Impeaching Trump Wouldn't Necessarily Lead To This Major Consequence
With the balance of power in Congress presently tipped towards Republicans, the prospect of impeaching President Donald Trump is not one worth talking about, at least not yet. That could change, though, after November, particularly if Democrats land major wins in the midterm elections. If they do, some voters are bound to wonder: If Trump is impeached, would he go to jail?
It only takes a good look at the political climate to understand why people would pose that question. Multiple polls over the course of Trump's year-plus in Congress have indicated that 40 percent of voters would support impeaching Trump. That support is no-doubt fueled by the idea that Trump has done something (anything) criminal, whether it be through his businesses or during his presidential campaign. A Washington Post/ABC News poll from November found that 49 percent of Americans think Trump committed a crime.
Finally, consider what would happen if Democrats win enough elections to claim the majority in the House of Representatives (never mind the prospect of winning the House and Senate). Such a win would likely mean House Minority Leader Nancy Pelosi reclaiming the gavel, becoming Speaker of the House again, instead of current Speaker Paul Ryan's successor (remember, Ryan is retiring).

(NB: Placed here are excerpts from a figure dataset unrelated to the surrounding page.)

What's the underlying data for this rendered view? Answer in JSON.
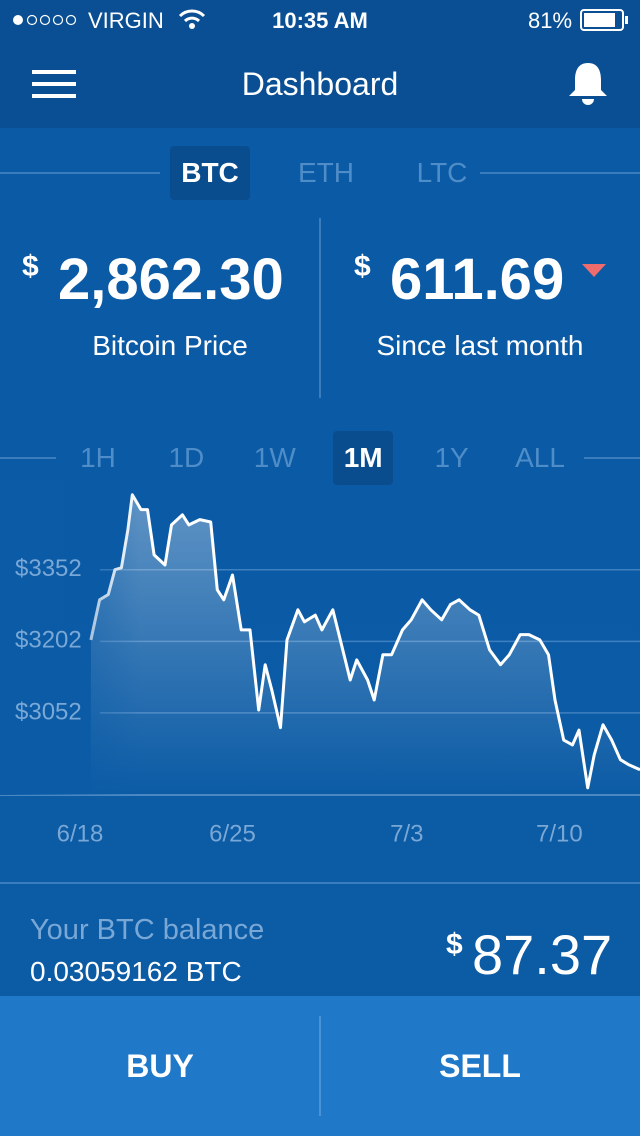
{
  "status_bar": {
    "carrier": "VIRGIN",
    "time": "10:35 AM",
    "battery": "81%"
  },
  "header": {
    "title": "Dashboard"
  },
  "currency_tabs": [
    {
      "label": "BTC",
      "active": true
    },
    {
      "label": "ETH",
      "active": false
    },
    {
      "label": "LTC",
      "active": false
    }
  ],
  "price": {
    "currency": "$",
    "amount": "2,862.30",
    "label": "Bitcoin Price"
  },
  "change": {
    "currency": "$",
    "amount": "611.69",
    "label": "Since last month",
    "trend": "down"
  },
  "range_tabs": [
    {
      "label": "1H",
      "active": false
    },
    {
      "label": "1D",
      "active": false
    },
    {
      "label": "1W",
      "active": false
    },
    {
      "label": "1M",
      "active": true
    },
    {
      "label": "1Y",
      "active": false
    },
    {
      "label": "ALL",
      "active": false
    }
  ],
  "chart_data": {
    "type": "line",
    "color": "#ffffff",
    "area": true,
    "x": [
      0.5,
      0.9,
      1.3,
      1.6,
      1.9,
      2.2,
      2.4,
      2.8,
      3.1,
      3.4,
      3.9,
      4.2,
      4.7,
      5.0,
      5.5,
      6.0,
      6.3,
      6.6,
      7.0,
      7.4,
      7.8,
      8.2,
      8.5,
      8.8,
      9.2,
      9.5,
      10.0,
      10.3,
      10.8,
      11.1,
      11.6,
      12.0,
      12.4,
      12.7,
      13.2,
      13.5,
      13.9,
      14.3,
      14.8,
      15.2,
      15.7,
      16.1,
      16.6,
      17.0,
      17.4,
      17.9,
      18.3,
      18.8,
      19.3,
      19.7,
      20.2,
      20.6,
      21.1,
      21.5,
      21.8,
      22.2,
      22.6,
      22.9,
      23.3,
      23.6,
      24.0,
      24.4,
      24.8,
      25.2,
      25.7
    ],
    "values": [
      3205,
      3289,
      3300,
      3352,
      3356,
      3436,
      3509,
      3478,
      3478,
      3383,
      3362,
      3446,
      3467,
      3446,
      3457,
      3452,
      3310,
      3289,
      3341,
      3226,
      3226,
      3058,
      3153,
      3100,
      3021,
      3205,
      3268,
      3243,
      3257,
      3226,
      3268,
      3195,
      3121,
      3163,
      3121,
      3079,
      3174,
      3174,
      3226,
      3247,
      3289,
      3268,
      3247,
      3279,
      3289,
      3268,
      3257,
      3184,
      3153,
      3174,
      3216,
      3216,
      3205,
      3174,
      3079,
      2995,
      2985,
      3016,
      2895,
      2964,
      3027,
      2995,
      2954,
      2943,
      2933
    ],
    "xlim": [
      0,
      25.7
    ],
    "ylim": [
      2880,
      3540
    ],
    "xticks": [
      {
        "value": 0,
        "label": "6/18"
      },
      {
        "value": 7,
        "label": "6/25"
      },
      {
        "value": 15,
        "label": "7/3"
      },
      {
        "value": 22,
        "label": "7/10"
      }
    ],
    "yticks": [
      {
        "value": 3052,
        "label": "$3052"
      },
      {
        "value": 3202,
        "label": "$3202"
      },
      {
        "value": 3352,
        "label": "$3352"
      }
    ],
    "grid": true
  },
  "balance": {
    "label": "Your BTC balance",
    "amount": "0.03059162 BTC",
    "currency": "$",
    "value": "87.37"
  },
  "actions": [
    "BUY",
    "SELL"
  ]
}
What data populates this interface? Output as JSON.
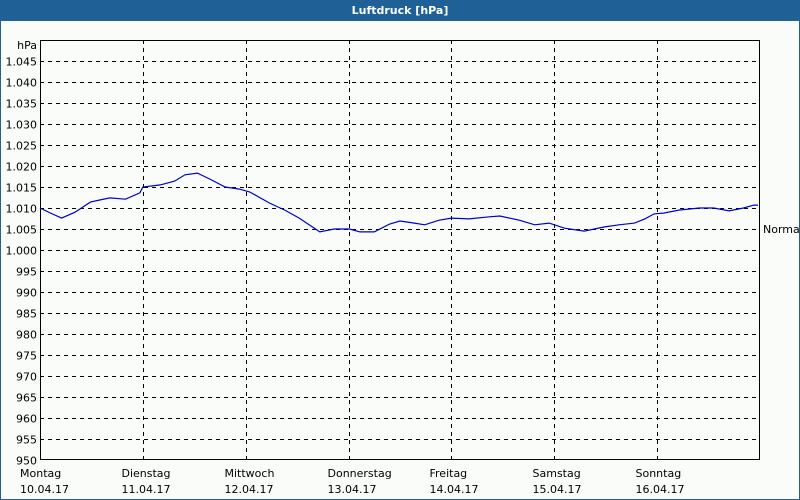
{
  "window": {
    "title": "Luftdruck [hPa]",
    "title_bar_color": "#1f6096"
  },
  "chart_data": {
    "type": "line",
    "title": "Luftdruck [hPa]",
    "ylabel": "hPa",
    "xlabel": "",
    "ylim": [
      950,
      1050
    ],
    "grid": true,
    "yticks": [
      "950",
      "955",
      "960",
      "965",
      "970",
      "975",
      "980",
      "985",
      "990",
      "995",
      "1.000",
      "1.005",
      "1.010",
      "1.015",
      "1.020",
      "1.025",
      "1.030",
      "1.035",
      "1.040",
      "1.045"
    ],
    "yticks_values": [
      950,
      955,
      960,
      965,
      970,
      975,
      980,
      985,
      990,
      995,
      1000,
      1005,
      1010,
      1015,
      1020,
      1025,
      1030,
      1035,
      1040,
      1045
    ],
    "categories": [
      {
        "day": "Montag",
        "date": "10.04.17"
      },
      {
        "day": "Dienstag",
        "date": "11.04.17"
      },
      {
        "day": "Mittwoch",
        "date": "12.04.17"
      },
      {
        "day": "Donnerstag",
        "date": "13.04.17"
      },
      {
        "day": "Freitag",
        "date": "14.04.17"
      },
      {
        "day": "Samstag",
        "date": "15.04.17"
      },
      {
        "day": "Sonntag",
        "date": "16.04.17"
      }
    ],
    "reference_line": {
      "label": "Normal",
      "value": 1005
    },
    "series": [
      {
        "name": "Luftdruck",
        "color": "#0000cc",
        "x_days": [
          0.0,
          0.1,
          0.21,
          0.34,
          0.49,
          0.58,
          0.68,
          0.83,
          0.97,
          1.0,
          1.17,
          1.31,
          1.41,
          1.53,
          1.65,
          1.8,
          1.94,
          2.04,
          2.23,
          2.38,
          2.52,
          2.72,
          2.86,
          3.01,
          3.11,
          3.25,
          3.4,
          3.5,
          3.64,
          3.74,
          3.88,
          4.0,
          4.17,
          4.37,
          4.47,
          4.66,
          4.81,
          4.95,
          5.1,
          5.29,
          5.49,
          5.63,
          5.78,
          5.88,
          5.97,
          6.07,
          6.21,
          6.41,
          6.55,
          6.7,
          6.84,
          6.94,
          7.01,
          7.07
        ],
        "values": [
          1010.0,
          1008.8,
          1007.6,
          1009.0,
          1011.4,
          1011.9,
          1012.4,
          1012.1,
          1013.6,
          1015.0,
          1015.5,
          1016.4,
          1017.9,
          1018.3,
          1016.9,
          1015.0,
          1014.5,
          1013.8,
          1011.2,
          1009.5,
          1007.6,
          1004.3,
          1005.0,
          1005.0,
          1004.3,
          1004.3,
          1006.2,
          1006.9,
          1006.4,
          1006.0,
          1007.1,
          1007.6,
          1007.4,
          1007.9,
          1008.1,
          1007.1,
          1006.0,
          1006.4,
          1005.2,
          1004.5,
          1005.5,
          1006.0,
          1006.4,
          1007.4,
          1008.6,
          1008.8,
          1009.5,
          1010.0,
          1010.0,
          1009.3,
          1010.0,
          1010.7,
          1010.7,
          1010.7
        ]
      }
    ]
  }
}
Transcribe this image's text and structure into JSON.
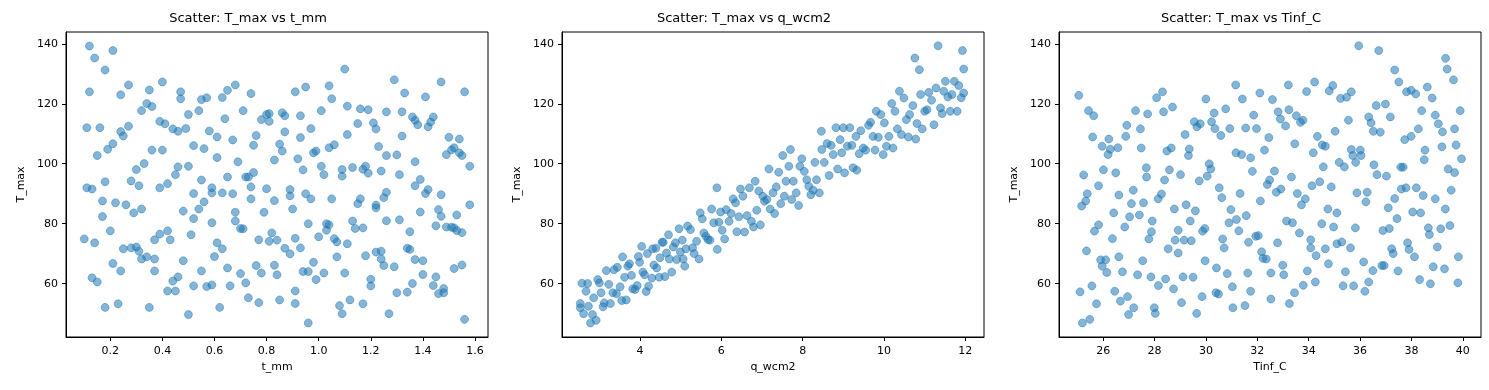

If that happens, Pelosi could be welcoming a whole bunch of newly-elected Democrats who owe their seats to voters who were energized by antipathy to Trump.
All the sudden, the idea of impeachment within the Democratic party might seem less farfetched than otherwise — just like how the idea of an Obamacare repeal was touted time and time again as Republicans gained more seats during the Obama era. California Representative Adam Schiff, a Democrat would likely become the head of the House Intelligence Committee — replacing his Republican counterpart Devin Nunes — and thus be in an even stronger position to shape public opinion about what intelligence agencies have discovered about Trump's presidential campaign via-a-vis the Russia investigation.
Long story short, the conditions would be there for impeachment to become a trending topic of sorts in the public discourse.
So now, back to the original question: what would happen if Trump got impeached? He would absolutely, most definitely, not be going to jail. That goes for any circumstance surrounding an impeachment, regardless of the charges made against him.
That's because the chargers brought against Trump wouldn't be made in some court of law where the president would face a jury of his peers. No, the impeachment process only means the president would face a jury made up of the members in the Senate, and their verdict would only have implications for Trump's place in office.
As article two, section four of the U.S. Constitution states, "the president, vice president and all civil officers of the United States, shall be removed from office on impeachment for, and conviction of, treason, bribery, or other high crimes and misdemeanors."
Removal from office is the only consequence specified.
Even if impeachment becomes a realistic possibility for Democrats, all signs indicate that they shouldn't pursue the option, anyway. On Wednesday, April 18, New Jersey Senator Cory Booker intimated as much. He said, per the Washington Free Beacon,
Yeah, look, I think that we undermine our position as Democrats if we are reaching out now for impeachment, which is just going to whip up more of the political divisions, the political debates. I'll take criticism for that, but it's OK. We need to have sober minds, fact-based conclusions, conclusions drawn from evidence as presented.
And while polls over the course of 2017 suggested there was more support for impeaching a president than usual, more recent polls indicate that Democrats would attract more opposition from voters, not less, if they indicated that pursuit of impeachment was a priority.
The bottom-line? Trump would not land in jail as a consequence of impeachment, and even planning to impeach him might hurt the president's opposing party.